Saturday, March 17, 2012

TURN LIFE INTO STORY!


Most memoirs, unlike most autobiographies, cover a segment of the author’s life. This means scripting a memoir begins with making choices. What point in time does a writer want to consider?

Here’s an exercise to help you select a topic that seems worth writing about.

Examine your life by making lists that will help trigger memories. Such a list might include: Turning points, emotional extremes when feelings reached highs and/or lows,regrets, good and b ad decisions, philosophy. goals achieved or not reached, and vivid childhood memories. Photographs are a great source to jog memory. Sort through them and find images, people and places that had an impact on your life.

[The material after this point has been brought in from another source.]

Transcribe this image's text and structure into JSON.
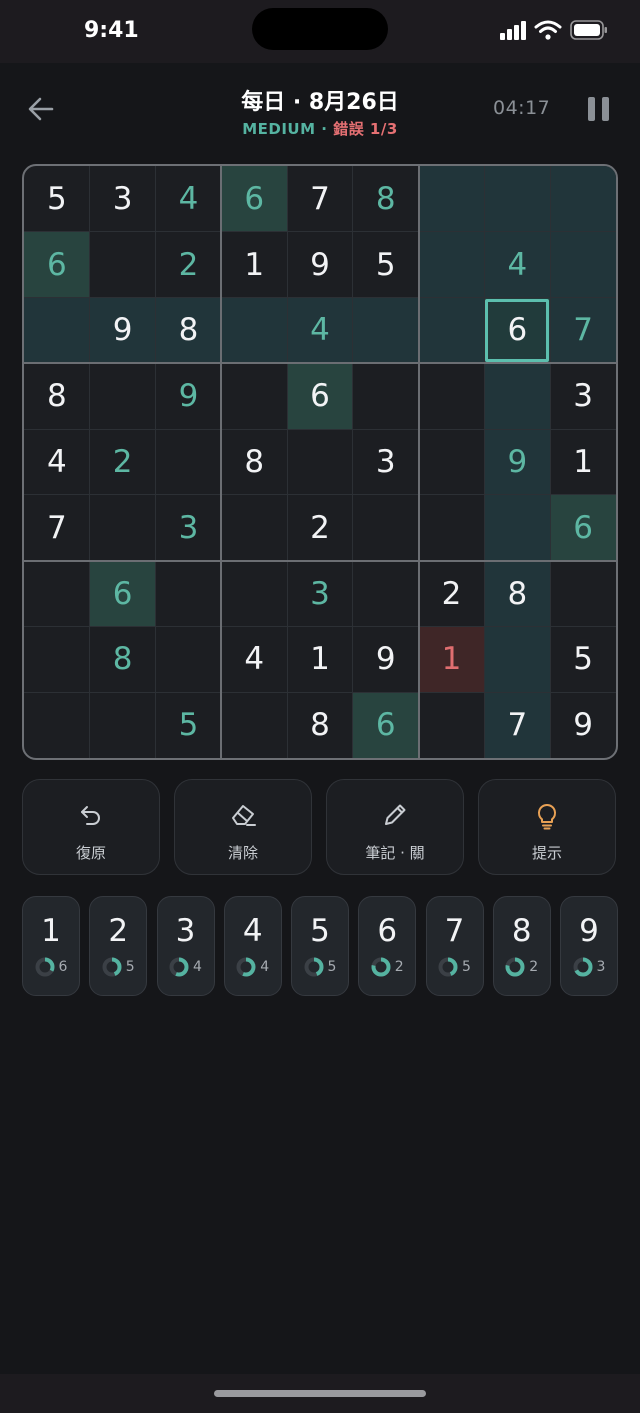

We are the culmination of every experience and everyone we've met. What specific events, individuals, and decisions led you to become the person you are today? Chances are there are universal terms to describe these experiences, words or phrases that can be used to inspire memories.



Once you’ve completed your list, choose one item and script a timeline. If you’ve chosen an individual, then you might outline the relationship from beginning to end––how you met, what life was like before the encounter, how this person helped you change, and what valuable lessons you have learned.

Writing memoir can be much like writing fiction. If it’s a turning point or an emotional extreme, consider things like setting, characters involved, actions, feelings, and cause and effect.

The timeline can begin at any point. The more you contemplate the experience, the more you will recall and fill in the gaps, whether these details precede the event that began the timeline or follow it.

With the timeline complete, you have a frame upon which to hang your story with a beginning, middle, and end.

You can now examine each step on the timeline beneath your writer’s microscope. This might mean creating an additional list for each item on the original timeline; or you might write in depth and detail about each individual, moment, feeling, decision, and place. These memory builders written on note cards can then be configured into some kind structure and strung together to create a memoir chapter or story.

Using such small steps will lead you from list-making to story telling make a writer out of you before you’ve had a chance to realize what you’ve done.

 1. Get note cards or paper or use a journal. Then get a pen or pencil. Writing lists by hand is better than writing lists at the computer.

2. Decide what kind list you will write.


3. Write quickly without thinking about it. Force yourself to write faster by setting a timer.

4. Take your list with you. If you have to wait in the doctor’s office, you can add to your list. If you’re in a coffee shop, you can add to your list and look like a writer.


5. Once your list is completed, choose one item. 6. Start writing a timeline to fit the item you’ve chosen. If you get stuck or blocked, go back to your list and choose a different item.


7. Once your timeline is completed, you’ll have your story outline.

8. Take a look at the outline. You now can make new lists to fit each step of the outline. Take those lists with you wherever you go and pull them out during an afternoon lull or in the middle of the night if you can’t sleep.


9. Refine your lists and analyze them.

10. Write a beginning sentence.

Congratulations. You've begun your memoir!